Dealing with highly scored sequences of words

I have an elastic search filter which for the sake of argument looks like this

"french_company_synonyms": {
                            "expand": "true",
                            "type": "synonym_graph",
                            "synonyms": [
                                "llp, limited liability partnership",
                                "llc, limited liability company",
                                "plc, public limited company",
                                "sarl, societe a responsabilite limitee",
                                "sa, societe anonyme"

As a result, when someone types in "sarl", it expands to "societe a responsabilite limitee". So far so good.
Now, in my index I have records that use both "societe a responsabilite limitee" and "sarl". Let's say I'm looking for "sarl dream". In my db it's stored exactly like that, "sarl dream". However, even though there is an exact match, instead it would first return LOTS of "Societe a responsabilite limitee *" companies, because I suspect it expands the query, sees that there are records that match 4 words, and scores those higher than the exact match "sarl dream" (only 2 words match).

If I'm understanding the problem correctly, I'd formalise it something like this. I have many records in the index with the same combination of words ("societe a responsabilite limitee"). Usually ES is good at penalising words that appear often in the index through tf/idf. However in this case this seems to be offset by the fact that it's a phrase with multiple words. And even though they are common, the matches still score high. How do you deal with the cases where it's not simply a word that's very common in a db but a phrase/word sequence?

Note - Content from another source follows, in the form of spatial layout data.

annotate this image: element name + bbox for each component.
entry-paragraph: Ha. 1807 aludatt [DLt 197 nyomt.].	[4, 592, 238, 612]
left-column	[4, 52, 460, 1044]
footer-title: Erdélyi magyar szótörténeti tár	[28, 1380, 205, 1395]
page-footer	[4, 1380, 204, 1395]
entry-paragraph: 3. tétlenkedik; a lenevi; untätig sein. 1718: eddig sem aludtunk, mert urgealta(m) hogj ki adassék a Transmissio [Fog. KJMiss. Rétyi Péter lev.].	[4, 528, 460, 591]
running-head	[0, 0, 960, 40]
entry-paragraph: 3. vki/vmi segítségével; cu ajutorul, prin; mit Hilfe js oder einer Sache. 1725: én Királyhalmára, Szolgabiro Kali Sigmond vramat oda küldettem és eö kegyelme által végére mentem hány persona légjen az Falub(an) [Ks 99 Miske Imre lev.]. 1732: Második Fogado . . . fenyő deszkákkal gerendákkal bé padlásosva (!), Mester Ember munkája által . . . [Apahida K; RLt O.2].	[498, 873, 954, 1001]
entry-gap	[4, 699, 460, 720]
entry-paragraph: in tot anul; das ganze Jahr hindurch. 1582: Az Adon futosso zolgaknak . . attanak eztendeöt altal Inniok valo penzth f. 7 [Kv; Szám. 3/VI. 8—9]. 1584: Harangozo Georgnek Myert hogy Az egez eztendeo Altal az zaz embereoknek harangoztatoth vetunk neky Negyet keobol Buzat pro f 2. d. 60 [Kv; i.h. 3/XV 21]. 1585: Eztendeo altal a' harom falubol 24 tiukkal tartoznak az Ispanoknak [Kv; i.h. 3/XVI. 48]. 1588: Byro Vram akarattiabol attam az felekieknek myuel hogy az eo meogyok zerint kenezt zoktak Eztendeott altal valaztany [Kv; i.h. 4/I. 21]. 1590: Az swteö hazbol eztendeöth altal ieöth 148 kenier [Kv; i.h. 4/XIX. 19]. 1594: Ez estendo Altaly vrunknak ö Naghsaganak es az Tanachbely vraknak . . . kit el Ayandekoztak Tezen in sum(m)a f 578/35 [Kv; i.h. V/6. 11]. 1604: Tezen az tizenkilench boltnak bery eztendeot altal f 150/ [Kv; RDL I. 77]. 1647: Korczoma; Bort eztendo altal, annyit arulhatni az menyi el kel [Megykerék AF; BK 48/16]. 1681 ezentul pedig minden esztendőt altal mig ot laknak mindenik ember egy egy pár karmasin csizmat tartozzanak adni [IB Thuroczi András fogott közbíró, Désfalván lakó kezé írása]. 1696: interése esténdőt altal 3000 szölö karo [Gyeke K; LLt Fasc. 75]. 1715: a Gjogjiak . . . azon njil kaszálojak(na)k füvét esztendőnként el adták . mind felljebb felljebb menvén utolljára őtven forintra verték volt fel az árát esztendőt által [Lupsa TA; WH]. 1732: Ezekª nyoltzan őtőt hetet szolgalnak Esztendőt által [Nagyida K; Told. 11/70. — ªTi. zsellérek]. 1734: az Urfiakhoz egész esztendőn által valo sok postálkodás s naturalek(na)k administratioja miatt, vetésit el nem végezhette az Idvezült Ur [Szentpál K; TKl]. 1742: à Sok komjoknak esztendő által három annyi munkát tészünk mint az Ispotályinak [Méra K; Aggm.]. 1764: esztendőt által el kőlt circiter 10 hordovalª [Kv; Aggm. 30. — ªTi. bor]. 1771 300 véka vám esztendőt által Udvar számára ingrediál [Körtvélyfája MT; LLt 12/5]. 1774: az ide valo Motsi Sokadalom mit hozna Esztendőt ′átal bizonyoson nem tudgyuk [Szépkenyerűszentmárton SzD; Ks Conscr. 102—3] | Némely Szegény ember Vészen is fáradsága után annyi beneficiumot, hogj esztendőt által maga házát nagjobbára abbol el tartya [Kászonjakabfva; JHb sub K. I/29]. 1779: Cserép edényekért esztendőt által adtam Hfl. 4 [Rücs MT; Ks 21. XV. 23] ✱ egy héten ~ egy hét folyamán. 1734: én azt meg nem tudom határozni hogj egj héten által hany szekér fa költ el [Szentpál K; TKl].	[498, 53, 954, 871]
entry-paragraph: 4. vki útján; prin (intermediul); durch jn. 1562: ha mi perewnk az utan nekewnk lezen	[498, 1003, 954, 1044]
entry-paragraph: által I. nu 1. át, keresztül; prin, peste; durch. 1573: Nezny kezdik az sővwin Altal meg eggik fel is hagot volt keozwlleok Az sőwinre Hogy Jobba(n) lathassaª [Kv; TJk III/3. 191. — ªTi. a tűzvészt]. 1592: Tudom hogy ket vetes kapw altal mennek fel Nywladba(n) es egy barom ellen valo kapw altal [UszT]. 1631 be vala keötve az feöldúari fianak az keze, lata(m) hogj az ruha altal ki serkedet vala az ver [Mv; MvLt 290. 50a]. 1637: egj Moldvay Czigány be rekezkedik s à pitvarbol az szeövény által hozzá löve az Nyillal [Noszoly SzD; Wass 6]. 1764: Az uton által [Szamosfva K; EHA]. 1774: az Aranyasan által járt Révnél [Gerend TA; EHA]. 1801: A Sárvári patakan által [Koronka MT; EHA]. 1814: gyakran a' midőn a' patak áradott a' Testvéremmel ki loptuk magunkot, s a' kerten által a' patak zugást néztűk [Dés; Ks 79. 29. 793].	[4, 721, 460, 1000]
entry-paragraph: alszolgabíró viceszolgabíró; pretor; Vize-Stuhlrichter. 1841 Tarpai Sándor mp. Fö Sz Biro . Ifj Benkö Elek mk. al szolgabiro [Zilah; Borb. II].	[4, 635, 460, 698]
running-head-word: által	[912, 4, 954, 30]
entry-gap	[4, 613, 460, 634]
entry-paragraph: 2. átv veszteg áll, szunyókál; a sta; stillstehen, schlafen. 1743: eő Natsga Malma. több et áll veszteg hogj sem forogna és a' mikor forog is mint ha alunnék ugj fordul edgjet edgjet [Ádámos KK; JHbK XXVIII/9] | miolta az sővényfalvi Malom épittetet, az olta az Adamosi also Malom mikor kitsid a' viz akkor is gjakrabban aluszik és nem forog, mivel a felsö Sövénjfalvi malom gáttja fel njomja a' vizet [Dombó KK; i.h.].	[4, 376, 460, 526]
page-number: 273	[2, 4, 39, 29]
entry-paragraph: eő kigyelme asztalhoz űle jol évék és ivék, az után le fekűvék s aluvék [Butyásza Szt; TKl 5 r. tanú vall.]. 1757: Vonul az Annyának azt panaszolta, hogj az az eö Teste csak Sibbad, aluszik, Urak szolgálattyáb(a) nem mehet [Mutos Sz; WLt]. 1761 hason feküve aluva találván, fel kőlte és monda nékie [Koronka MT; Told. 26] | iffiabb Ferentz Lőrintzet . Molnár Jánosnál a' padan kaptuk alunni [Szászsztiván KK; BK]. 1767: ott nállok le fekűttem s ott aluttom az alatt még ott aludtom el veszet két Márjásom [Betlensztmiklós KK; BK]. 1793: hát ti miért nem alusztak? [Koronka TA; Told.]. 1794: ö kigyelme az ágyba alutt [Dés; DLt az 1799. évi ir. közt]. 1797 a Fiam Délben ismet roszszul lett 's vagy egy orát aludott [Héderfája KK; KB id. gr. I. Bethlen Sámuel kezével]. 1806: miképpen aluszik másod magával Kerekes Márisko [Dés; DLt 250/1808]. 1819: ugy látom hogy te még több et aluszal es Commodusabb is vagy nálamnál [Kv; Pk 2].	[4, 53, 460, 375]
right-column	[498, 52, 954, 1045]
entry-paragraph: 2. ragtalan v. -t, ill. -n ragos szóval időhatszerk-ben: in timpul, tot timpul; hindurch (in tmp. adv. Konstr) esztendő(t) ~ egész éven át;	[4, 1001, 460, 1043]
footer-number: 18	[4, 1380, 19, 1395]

Now I see 2 potential solutions. I can maybe use some kind of downscoring thing where I downscore the matches that have a phrase "Societe a responsabilite limitee" (I think I need to use boosting query for that). This is relatively easy but seems a bit dirty, I think the boosting score would need to change as the index grows. Another way is to ensure that my index doesn't have any "societe a responsabilite limitee", and all these are normalised to a word "sarl").

Before I go down the rabbit hole of trying things out, can someone tell me if they encountered a similar problem, and also whether my problem definition is even correct?

Thank you.

This topic was automatically closed 28 days after the last reply. New replies are no longer allowed.